Ahí tienes mi versión provisional del Doctor Faustus. Me quedo pues con la Montaña Mágica, porque prefiero ser un ebrio de cultura y no un muerto por ella y para ella, porque prefiero pensar que el desarraigo es un trastorno fenomenológico y no una estructura metafísica.»
(José Villaseñor, Ensayos y reflexiones, UAM, México DF, 1990)
Alemania como la gran plataforma de la existencia histórica del hombre, del hombre burgués retratado críticamente, y la vida quizás entonces, también, como el lamento donde se configura una pasión. Como si Mann no dejara de repetirnos que ser hombre es estar enfermo, y que todo en realidad es cuestión de tiempo. Este es, podríamos decir entonces, el gran bastidor histórico donde se despliega el sorprendente empeño creativo de esta figura gigantesca de las letras universales que fue Thomas Mann.
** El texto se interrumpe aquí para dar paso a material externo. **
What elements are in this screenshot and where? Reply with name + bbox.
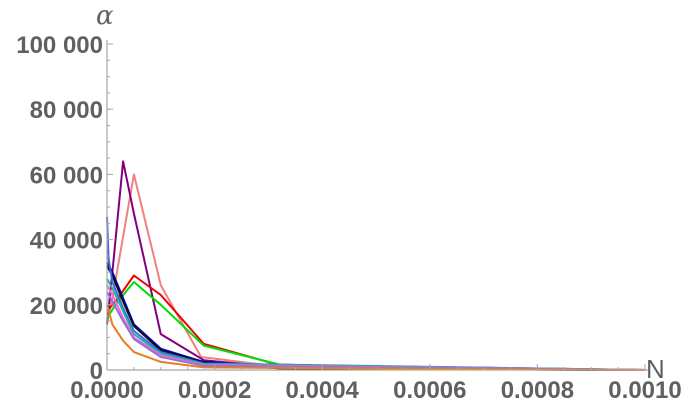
x-tick-label: 0.0006 [393, 377, 466, 404]
series-line-3 [106, 274, 646, 371]
x-tick-label: 0.0000 [70, 377, 143, 404]
y-tick-label: 40 000 [30, 228, 103, 255]
x-tick-label: 0.0004 [285, 377, 359, 404]
y-tick-label: 20 000 [30, 293, 103, 320]
y-tick-label: 80 000 [30, 97, 103, 124]
x-axis-title: N [646, 354, 665, 384]
series-line-7 [106, 216, 646, 371]
y-tick-label: 0 [90, 358, 103, 385]
tick-group: 0.0000 0.0002 0.0004 0.0006 0.0008 0.0010 0 20 … [16, 32, 681, 404]
series-line-2 [106, 160, 646, 371]
y-axis-title: α [96, 1, 114, 31]
y-tick-label: 60 000 [30, 162, 103, 189]
series-line-10 [106, 291, 646, 371]
series-line-6 [106, 265, 646, 371]
series-line-5 [106, 261, 646, 371]
series-line-1 [106, 173, 646, 371]
y-tick-label: 100 000 [16, 32, 103, 59]
x-tick-label: 0.0008 [501, 377, 574, 404]
x-tick-label: 0.0002 [178, 377, 251, 404]
x-tick-label: 0.0010 [608, 377, 681, 404]
series-group [106, 160, 646, 371]
series-line-11 [106, 304, 646, 371]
Estas son las letras finales de su Epílogo a ese grave e inigualable Faustus, donde nos habla distanciado como hombre solitario que, en gesto de plegaria, cruza con calma sus manos:
«Alemania entonces, enrojecidas las mejillas por la orgía de sus deleznables triunfos, iba camino de conquistar el mundo, en virtud del tratado que firmara con su sangre y que trataba de cumplir. Hoy se derrumba, acorralada por mil demonios, un ojo tapado con la mano, el otro fijo en la implacable sucesión de catástrofes. ¿Cuándo alcanzará el fondo del abismo? ¿Cuándo, de la extrema desesperación, surgirá el milagro, más fuerte que la fe, que le devuelva la luz de la esperanza? Un hombre solitario cruza sus manos y dice: “¡Amigo mío, patria mía, que Dios se apiade de vuestras pobres almas!”»
¿Qué hubiera dicho Thomas Mann de haber vivido lo suficiente como para constatar con nosotros el hecho indiscutible e inquietante, enormemente inquietante de que, a la vuelta del siglo XX, y luego de recuperarse de la derrota en dos guerras mundiales, una de las grandes triunfadoras ha sido ni más ni menos que Alemania?